Bent Arrow saw his uncle, Flying Arrow, at the edge of the circle of warriors. He turned in that direction. He had to grit his teeth to keep from limping, but he was determined that his uncle shouldn’t think he was using his injured leg as an excuse for not winning.
“I’m sorry you have to be ashamed because I can’t win a race,” Bent Arrow said as soon as he was beside his uncle.
“Ashamed!” Flying Arrow exclaimed. “I’m not ashamed. I’m proud that you were able to beat two runners as good as Sly Fox and Laughing Deer. Running Elk and Lone Eagle are a summer older than you. When you are in your fourteenth summer, you will be an even better runner.”
Bent Arrow gulped and bent his head. Only girls cried. Certainly a boy of thirteen summers didn’t, but Flying Arrow’s unexpected praise had brought tears very close to Bent Arrow’s eyes.
“When your leg is completely healed, you’ll be one of the best runners in the whole Crow Nation,” Flying Arrow went on. “You are much improved since your last race.”
“I’ll keep practicing,” Bent Arrow vowed.
“Clawing Bear wants to see you,” Flying Arrow told him.
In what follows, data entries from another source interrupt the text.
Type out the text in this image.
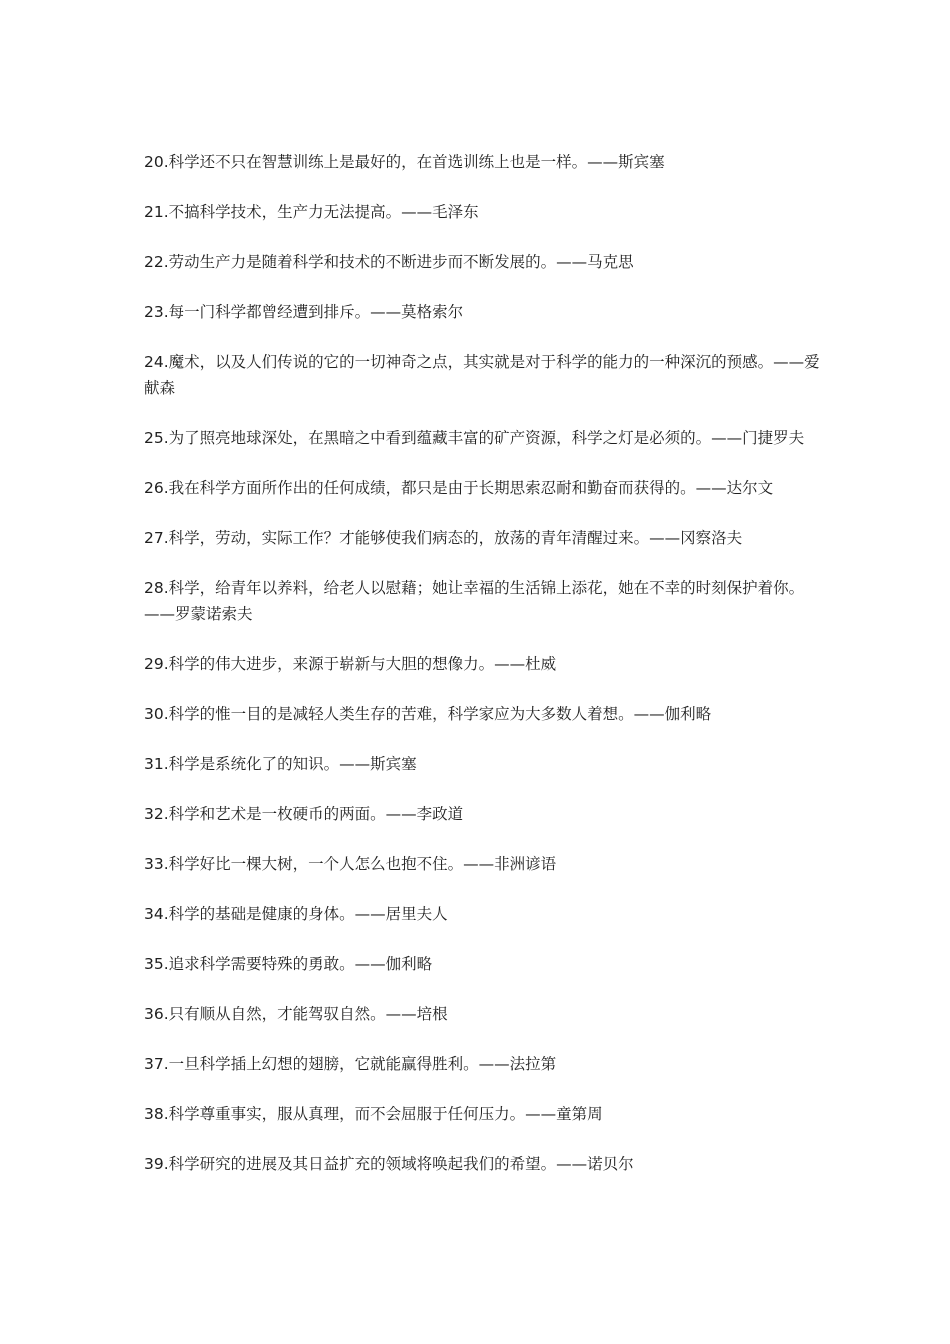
20.科学还不只在智慧训练上是最好的，在首选训练上也是一样。——斯宾塞
21.不搞科学技术，生产力无法提高。——毛泽东
22.劳动生产力是随着科学和技术的不断进步而不断发展的。——马克思
23.每一门科学都曾经遭到排斥。——莫格索尔
24.魔术，以及人们传说的它的一切神奇之点，其实就是对于科学的能力的一种深沉的预感。——爱献森
25.为了照亮地球深处，在黑暗之中看到蕴藏丰富的矿产资源，科学之灯是必须的。——门捷罗夫
26.我在科学方面所作出的任何成绩，都只是由于长期思索忍耐和勤奋而获得的。——达尔文
27.科学，劳动，实际工作？才能够使我们病态的，放荡的青年清醒过来。——冈察洛夫
28.科学，给青年以养料，给老人以慰藉；她让幸福的生活锦上添花，她在不幸的时刻保护着你。——罗蒙诺索夫
29.科学的伟大进步，来源于崭新与大胆的想像力。——杜威
30.科学的惟一目的是减轻人类生存的苦难，科学家应为大多数人着想。——伽利略
31.科学是系统化了的知识。——斯宾塞
32.科学和艺术是一枚硬币的两面。——李政道
33.科学好比一棵大树，一个人怎么也抱不住。——非洲谚语
34.科学的基础是健康的身体。——居里夫人
35.追求科学需要特殊的勇敢。——伽利略
36.只有顺从自然，才能驾驭自然。——培根
37.一旦科学插上幻想的翅膀，它就能赢得胜利。——法拉第
38.科学尊重事实，服从真理，而不会屈服于任何压力。——童第周
39.科学研究的进展及其日益扩充的领域将唤起我们的希望。——诺贝尔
Bent Arrow glanced at his uncle’s face. He could see nothing there to tell him what the medicine man wanted. Was he to hear bad news about his leg? He would have liked to ask Flying Arrow why the medicine man wanted to see him, but Crow boys were not expected to ask questions.
“I’ll go now,” he agreed.
He turned from his uncle and went past the warriors who were still gathered around Lone Eagle, and on toward the camp. It wasn’t a large camp. There were only about twenty tepees, set up in two irregular lines. This was a hunting party out to lay in a supply of buffalo meat for the winter which was not too far away. The hunters had brought their squaws along. The women would take care of curing and drying the meat that the hunters brought.